Compliance policies were built to work at the speed of humans. But now that autonomous systems are in the mix, compliance teams are running into the limits of legacy governance models. Oversight processes tend to break when applied to billions of tasks, where keeping a human reviewer in the loop creates legal friction and process theater.
Jimi Du has observed the transition from multiple perspectives across the financial system. Currently Senior Corporate Counsel at the regulated fintech partner bank Lead, his resume reads like a tour of the modern regulatory machine: private practice at Linklaters, regulatory counsel at Crédit Agricole CIB and Revolut, and a stint as a Senior Attorney at the FDIC. That mix of Big Law, Wall Street, fintech, and federal supervision gives him a battle-tested view of how AI and data governance intersect.
"Human-in-the-loop compliance has to move beyond a checkbox safeguard into a deliberate decision about where human oversight adds value and where it only creates friction or theater," says Du. Legacy oversight models often begin to strain when AI takes on tasks humans never actually performed. A loan officer can review a single application, but no one expects them to oversee a fraud-detection engine. At that scale, it's more about putting human oversight into more productive, high-level positions.
Outcomes over optics: Pointing to the gap between where human checkpoints typically sit and where they would actually be useful, Du says that “The biggest shift is moving from checking whether a human reviewed it, to whether the system is truly explainable, traceable, and trustworthy at scale. Are we involving them down at the transactional level where they're looking at samples, or are we putting them at a higher level to review outcomes, look at trends, and spot drift in the system?”
That tendency toward process theater stems from a historical baseline.
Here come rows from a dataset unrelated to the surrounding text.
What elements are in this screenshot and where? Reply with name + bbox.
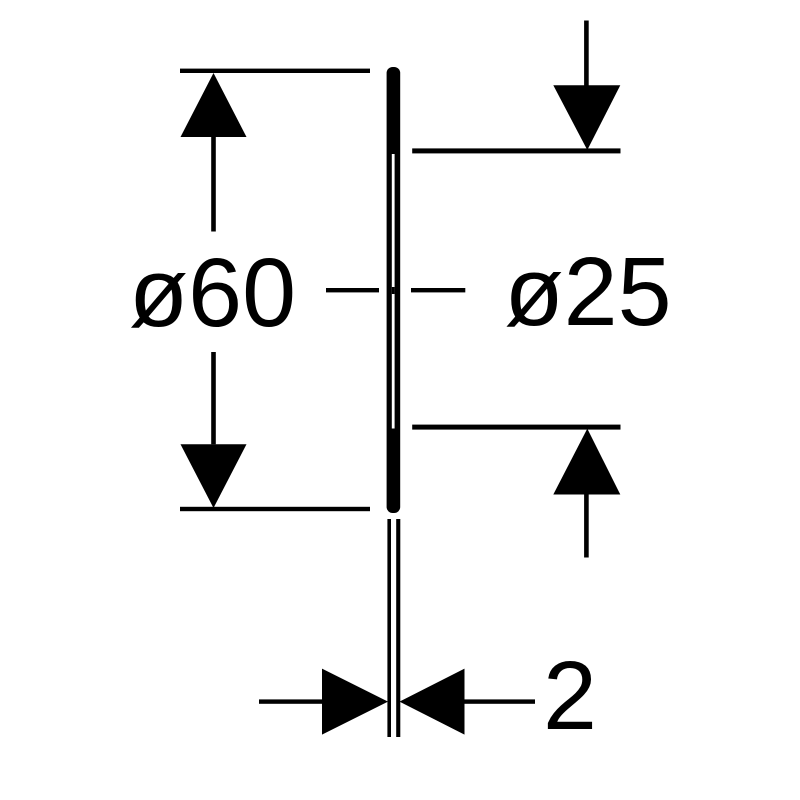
dimension ø25: bottom extension line: [412, 425, 620, 430]
centerline dash right: [411, 288, 465, 292]
svg-text:ø25: ø25: [504, 237, 671, 346]
dimension 2: left leader line: [259, 699, 322, 703]
dimension 2: right leader line: [465, 699, 536, 703]
dimension ø60: bottom arrowhead (down): [181, 444, 247, 508]
centerline dash left: [326, 288, 379, 292]
dimension ø60: top arrowhead (up): [181, 73, 247, 137]
dimension ø25: bottom arrowhead (up): [553, 429, 620, 495]
dimension ø25: top arrowhead (down): [553, 85, 620, 150]
svg-text:2: 2: [543, 641, 597, 750]
dimension ø60: bottom extension line: [180, 507, 370, 511]
dimension 2: right arrowhead (left-pointing): [400, 669, 465, 735]
dimension ø60: top stem: [211, 137, 216, 232]
part: inner bore slit (white): [392, 154, 395, 429]
face extension line left (below part): [387, 519, 391, 737]
dimension ø25: top stem: [584, 21, 589, 86]
svg-text:ø60: ø60: [129, 238, 296, 347]
dimension ø60: top extension line: [180, 69, 370, 73]
dimension ø60: bottom stem: [211, 352, 216, 444]
dimension ø25: bottom stem: [584, 495, 589, 558]
dimension 2: left arrowhead (right-pointing): [322, 669, 388, 735]
centerline tick across bore: [392, 287, 395, 294]
part: disc seen edge-on (solid section bar): [387, 67, 401, 513]
face extension line right (below part): [396, 519, 400, 737]
dimension ø25: top extension line: [412, 148, 620, 153]
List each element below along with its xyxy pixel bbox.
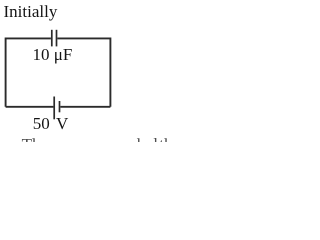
svg-text:d: d	[149, 135, 158, 142]
svg-text:50: 50	[33, 114, 50, 133]
svg-text:h: h	[137, 135, 146, 142]
svg-text:10 μF: 10 μF	[33, 45, 73, 64]
wire: bottom-left segment of loop	[6, 106, 54, 108]
svg-text:Initially: Initially	[4, 2, 58, 21]
wire: bottom-right segment of loop	[60, 106, 110, 108]
wire: right side of loop	[109, 38, 111, 107]
svg-text:The: The	[22, 135, 48, 142]
capacitor C (10 uF) left plate	[51, 30, 53, 47]
wire: top-right segment of loop	[57, 37, 110, 39]
svg-text:the: the	[159, 135, 180, 142]
wire: left side of loop	[5, 38, 7, 107]
capacitor C (10 uF) right plate	[56, 30, 58, 47]
battery V1 short plate (negative)	[59, 101, 61, 112]
wire: top-left segment of loop	[6, 37, 51, 39]
battery V1 long plate (positive)	[53, 97, 55, 120]
svg-text:V: V	[56, 114, 69, 133]
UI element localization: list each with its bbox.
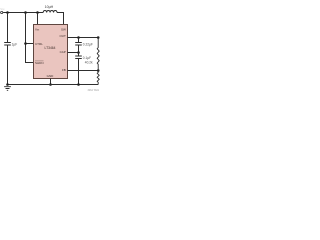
inductor L1 xyxy=(43,10,57,12)
wire: GND pin stub xyxy=(50,79,52,85)
wire: SW drop xyxy=(57,13,64,25)
resistor R2 xyxy=(97,71,99,85)
svg-text:3464 TA01: 3464 TA01 xyxy=(88,89,100,92)
svg-text:40.2k: 40.2k xyxy=(85,61,93,65)
node: junction C1 branch xyxy=(6,11,9,14)
wire: top VIN rail xyxy=(3,12,43,14)
capacitor C2 0.22µF xyxy=(78,38,80,43)
svg-text:1µF: 1µF xyxy=(12,42,18,46)
wire: FB xyxy=(68,70,99,72)
svg-text:0.1µF: 0.1µF xyxy=(83,56,91,60)
svg-text:SHDN: SHDN xyxy=(35,61,44,65)
wire: CAP pin xyxy=(68,52,79,54)
node: cap chain ground junction xyxy=(77,83,80,86)
node: junction VIN pin branch xyxy=(36,11,39,14)
capacitor C3 0.1µF xyxy=(78,53,80,57)
background xyxy=(0,0,100,100)
node: GND junction xyxy=(49,83,52,86)
capacitor C1 1µF xyxy=(7,13,9,43)
wire: VIN pin drop xyxy=(37,13,39,25)
svg-text:SW: SW xyxy=(61,27,66,31)
wire: OUT xyxy=(68,37,99,39)
wire: CTRL stub xyxy=(26,43,34,45)
svg-text:10µH: 10µH xyxy=(45,5,54,9)
resistor R1 xyxy=(97,38,99,71)
node: OUT cap junction xyxy=(77,36,80,39)
input terminal VIN xyxy=(1,11,3,13)
svg-text:CAP: CAP xyxy=(60,50,66,54)
node: junction CTRL/SHDN branch xyxy=(24,11,27,14)
node: OUT terminal xyxy=(97,36,100,39)
wire: ground rail xyxy=(8,84,99,86)
ground symbol xyxy=(4,87,11,91)
svg-text:GND: GND xyxy=(47,74,55,78)
svg-text:OUT: OUT xyxy=(59,34,66,38)
svg-text:LT3464: LT3464 xyxy=(45,46,56,50)
wire: CTRL/SHDN branch vertical xyxy=(26,13,34,63)
svg-text:FB: FB xyxy=(62,68,66,72)
node: ground rail left junction xyxy=(6,83,9,86)
node: CTRL junction xyxy=(24,42,27,45)
svg-text:0.22µF: 0.22µF xyxy=(83,42,93,46)
node: CAP junction xyxy=(77,51,80,54)
node: FB junction xyxy=(97,69,100,72)
IC U1 LT3464 body xyxy=(34,25,68,79)
svg-text:CTRL: CTRL xyxy=(35,42,43,46)
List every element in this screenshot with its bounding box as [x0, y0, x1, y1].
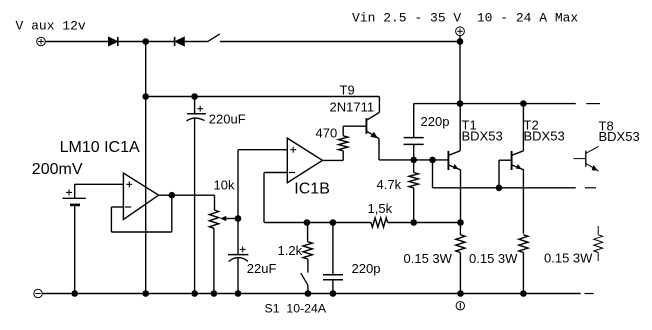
text 200mV label — [32, 161, 83, 178]
wire Vaux to D1 — [46, 41, 109, 43]
switch SW1 lever — [208, 34, 220, 42]
svg-text:T9: T9 — [340, 83, 355, 98]
wire ground rail — [42, 293, 580, 295]
svg-text:200mV: 200mV — [32, 161, 83, 178]
wire Vin terminal down — [459, 36, 461, 104]
battery BT1 200mV — [63, 184, 86, 293]
text 1.2k label — [278, 243, 303, 258]
wire base rail B dash — [585, 187, 596, 189]
svg-text:1,5k: 1,5k — [368, 201, 393, 216]
svg-text:220uF: 220uF — [209, 112, 246, 127]
wire node A to D2 — [146, 41, 175, 43]
text 1,5k label — [368, 201, 393, 216]
text plus battery — [66, 189, 72, 195]
pot wiper arrow — [220, 216, 238, 221]
node 220uF junction — [191, 93, 198, 100]
node C2 ground junction — [235, 290, 242, 297]
svg-text:4.7k: 4.7k — [377, 177, 402, 192]
text LM10 IC1A label — [60, 139, 140, 156]
terminal J3 minus (ground) — [34, 289, 42, 297]
wire T1 base node down — [432, 160, 434, 188]
wire rail B to T9 collector — [146, 96, 380, 98]
svg-text:10k: 10k — [214, 178, 235, 193]
text T8 BDX53 label — [599, 129, 640, 144]
text T1 label — [462, 118, 477, 133]
svg-text:1.2k: 1.2k — [278, 243, 303, 258]
wire IC1B minus input — [264, 173, 287, 223]
resistor R2 470 — [339, 136, 348, 151]
wire pot bottom to ground — [213, 228, 215, 293]
node 220p top junction — [410, 157, 417, 164]
text Vin rating label — [352, 11, 578, 26]
diode D2 — [175, 37, 185, 46]
wire 470 to T9 base — [343, 126, 366, 136]
text 220p upper label — [421, 114, 450, 129]
terminal J2 plus (Vin) — [456, 27, 465, 36]
wire base rail B — [433, 187, 576, 189]
text 22uF label — [247, 261, 277, 276]
terminal J1 plus (V aux) — [37, 37, 46, 46]
text S1 10-24A label — [265, 302, 327, 316]
text 4.7k label — [377, 177, 402, 192]
capacitor C1 220uF — [187, 97, 206, 294]
wire switch to Vin node — [220, 41, 460, 43]
wire D1 to node A — [118, 41, 146, 43]
text plus C2 — [240, 247, 246, 253]
text 220uF label — [209, 112, 246, 127]
op-amp U1 IC1A triangle — [123, 173, 158, 220]
text 470 label — [316, 126, 338, 141]
transistor Q2 T1 BDX53 — [448, 104, 461, 223]
svg-text:0.15 3W: 0.15 3W — [469, 251, 518, 266]
node 4.7k bottom junction — [410, 219, 417, 226]
svg-text:BDX53: BDX53 — [524, 129, 565, 144]
node pot wiper junction — [235, 215, 242, 222]
text 2N1711 label — [330, 99, 375, 114]
text plus C1 — [197, 106, 203, 112]
wire IC1A output to pot — [214, 195, 216, 210]
resistor R6 0.15 3W — [456, 223, 465, 294]
node R7 ground junction — [520, 290, 527, 297]
node IC1A output junction — [169, 192, 176, 199]
capacitor C2 22uF — [228, 219, 248, 294]
wire IC1A feedback — [111, 195, 171, 232]
node 220p2 junction — [330, 219, 337, 226]
svg-text:220p: 220p — [352, 261, 381, 276]
node Vin junction — [457, 38, 464, 45]
potentiometer P1 10k — [209, 210, 218, 228]
diode D1 — [108, 37, 117, 46]
wire ground rail dash — [585, 293, 594, 295]
svg-text:0.15 3W: 0.15 3W — [544, 251, 593, 266]
svg-text:BDX53: BDX53 — [462, 129, 503, 144]
resistor R7 0.15 3W — [519, 235, 528, 294]
wire 1,5k to sense node — [388, 222, 461, 224]
text IC1B label — [294, 181, 330, 198]
resistor R4 1.2k — [303, 223, 312, 273]
svg-text:220p: 220p — [421, 114, 450, 129]
resistor R8 0.15 3W (ghost) — [594, 226, 603, 261]
node B junction — [142, 93, 149, 100]
svg-text:22uF: 22uF — [247, 261, 277, 276]
text T9 label — [340, 83, 355, 98]
node R6 ground junction — [457, 290, 464, 297]
resistor R5 1,5k — [371, 218, 388, 227]
wire T2 base — [499, 160, 512, 188]
wire D2 to switch — [184, 41, 207, 43]
text 220p lower label — [352, 261, 381, 276]
svg-text:0.15 3W: 0.15 3W — [404, 251, 453, 266]
svg-text:IC1B: IC1B — [294, 181, 330, 198]
svg-text:V aux 12v: V aux 12v — [16, 19, 86, 34]
op-amp U2 IC1B triangle — [287, 138, 322, 183]
node C1 ground junction — [191, 290, 198, 297]
resistor R3 4.7k — [409, 160, 418, 223]
text 0.15 3W label 1 — [404, 251, 453, 266]
transistor Q4 T8 BDX53 — [574, 146, 599, 171]
wire collector rail dash — [586, 103, 600, 105]
capacitor C3 220p — [404, 104, 424, 160]
text 0.15 3W label 2 — [469, 251, 518, 266]
svg-text:LM10 IC1A: LM10 IC1A — [60, 139, 140, 156]
svg-text:2N1711: 2N1711 — [330, 99, 375, 114]
wire battery to IC1A plus input — [75, 183, 124, 185]
node pot ground junction — [211, 290, 218, 297]
wire IC1A output — [159, 194, 215, 196]
wire IC1B output — [323, 151, 344, 161]
wire collector rail — [414, 103, 576, 105]
transistor Q3 T2 BDX53 — [511, 104, 524, 234]
node T2 collector junction — [520, 100, 527, 107]
svg-text:BDX53: BDX53 — [599, 129, 640, 144]
node C4 ground junction — [330, 290, 337, 297]
text T2 BDX53 label — [524, 129, 565, 144]
node 1.2k junction — [304, 219, 311, 226]
wire base rail A — [379, 159, 448, 161]
text T8 label — [599, 119, 614, 134]
node A junction — [142, 38, 149, 45]
wire S1 to ground — [307, 285, 309, 293]
node supply ground junction — [142, 290, 149, 297]
svg-text:470: 470 — [316, 126, 338, 141]
node T1 base junction — [429, 157, 436, 164]
text 0.15 3W label 3 — [544, 251, 593, 266]
wire node A vertical to ground rail — [145, 97, 147, 294]
capacitor C4 220p — [323, 223, 343, 294]
node T1 collector junction — [457, 100, 464, 107]
svg-text:Vin 2.5 - 35 V 10 - 24 A Max: Vin 2.5 - 35 V 10 - 24 A Max — [352, 11, 578, 26]
text V aux 12v label — [16, 19, 86, 34]
svg-text:S1 10-24A: S1 10-24A — [265, 302, 327, 316]
terminal J4 output sense — [456, 302, 464, 310]
transistor Q1 T9 2N1711 — [366, 97, 380, 160]
text T1 BDX53 label — [462, 129, 503, 144]
switch S1 lever — [301, 273, 308, 285]
node battery ground junction — [71, 290, 78, 297]
node T2 base junction — [496, 185, 503, 192]
node sense junction — [457, 219, 464, 226]
node S1 ground junction — [305, 290, 312, 297]
text T2 label — [524, 118, 539, 133]
wire node A down — [145, 42, 147, 97]
text 10k label — [214, 178, 235, 193]
wire feedback rail — [264, 222, 371, 224]
wire wiper node up to IC1B plus — [238, 150, 287, 219]
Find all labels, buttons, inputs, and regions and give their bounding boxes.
Regulators have historically favored prescriptive checkpoints as a preventive measure, even as they acknowledged the limits of human review and the hurdles posed by auditing black-box models. Yet supervisors are actively moving away from that baseline. In recent congressional testimony, the FDIC's head of risk management described an outcome-focused approach to AI use without prescribing rigid human-in-the-loop requirements. Globally, authorities are encouraging a diversification of approaches, resulting in a patchwork of rules that ranges from the EU’s prescriptive mandates to the more open sandbox fostered by the FCA in the UK.
Some institutions still lean on legacy compliance reflexes. Relying on a human reviewer as a defense limits real risk control, particularly when that employee shares the exact same institutional assumptions and blind spots as the model they are meant to oversee. It's just process theater. To build actual safeguards, oversight must move toward system-level statistical analysis and continuous monitoring.
The liability boomerang: On the question of who ultimately owns the outcome when AI makes the decision, Du is direct. “Even if you use AI, liability cannot be outsourced. You are still accountable for everything the system does." He adds that the human reviewer is not the failsafe that organizations assume it to be. “If the human is sharing the same biases as the model, their review is not going to mitigate the problem.”
Post-mortem policing: Reflecting on the structural tension regulators face between outcome-based standards and the pull toward checkbox compliance. Du says, “When you get to the bad outcome, it's already too late. So how do we prevent that? A lot of times, there's a tendency for regulators to go back to checking the box.”
As AI systems take on more intricate workflows, individual accountability at the level of a single reviewer fails to map onto reality. Instead, institutions now treat AI accountability as an enterprise-wide decision. Navigating that transition typically requires a blend of new technical infrastructure and cultural adjustments. On the technical side, governance needs to support a big picture perspective on how models behave in production. Culturally, leaders are rethinking how teams share ownership of systems that cut across risk, legal, and product functions. Focusing solely on a written human-policy document misses the mark; teams must also prioritize auditability and the ability to trace the data behind the models.
Silos sabotage scale: Du says that coordination across teams is often the first thing to break down when organizations try to build real AI governance. “When you have siloed teams, where each team owns their own piece and they just want to be accountable for that piece, they're not going to work well together to put together an AI policy that's going to govern everything."
Garbage in, governance out: Du explains that implementing AI often forces a diagnostic reckoning with the underlying data infrastructure. “You cannot have proper AI governance without proper data governance underneath. It all breaks if the foundation isn't clean,” Du says, adding that implementing AI often serves as a “revealer of deficiencies in your whole governance system."
Kinks and all: On why borrowed frameworks will only get organizations so far, Du says. “You can have principles that can help your organization that you learn from the market, but all the kinks are going to be your own. Just going out there, trying things, and experimenting will give you the push needed to address a lot of these issues.”
None of that work is expected to resolve cleanly in the near term. The organizations that come out ahead will be those willing to treat the next twelve months not as a waiting period, but as a working one. Du doesn't expect the underlying issues to disappear quickly, but he's clear on the direction of travel: "I don’t know if these issues will be resolved in the next year, but the work to fix the underlying gaps has to start now, before they compound even faster under AI."
The views and opinions expressed are those of Jimi Du and do not represent the official policy or position of any organization.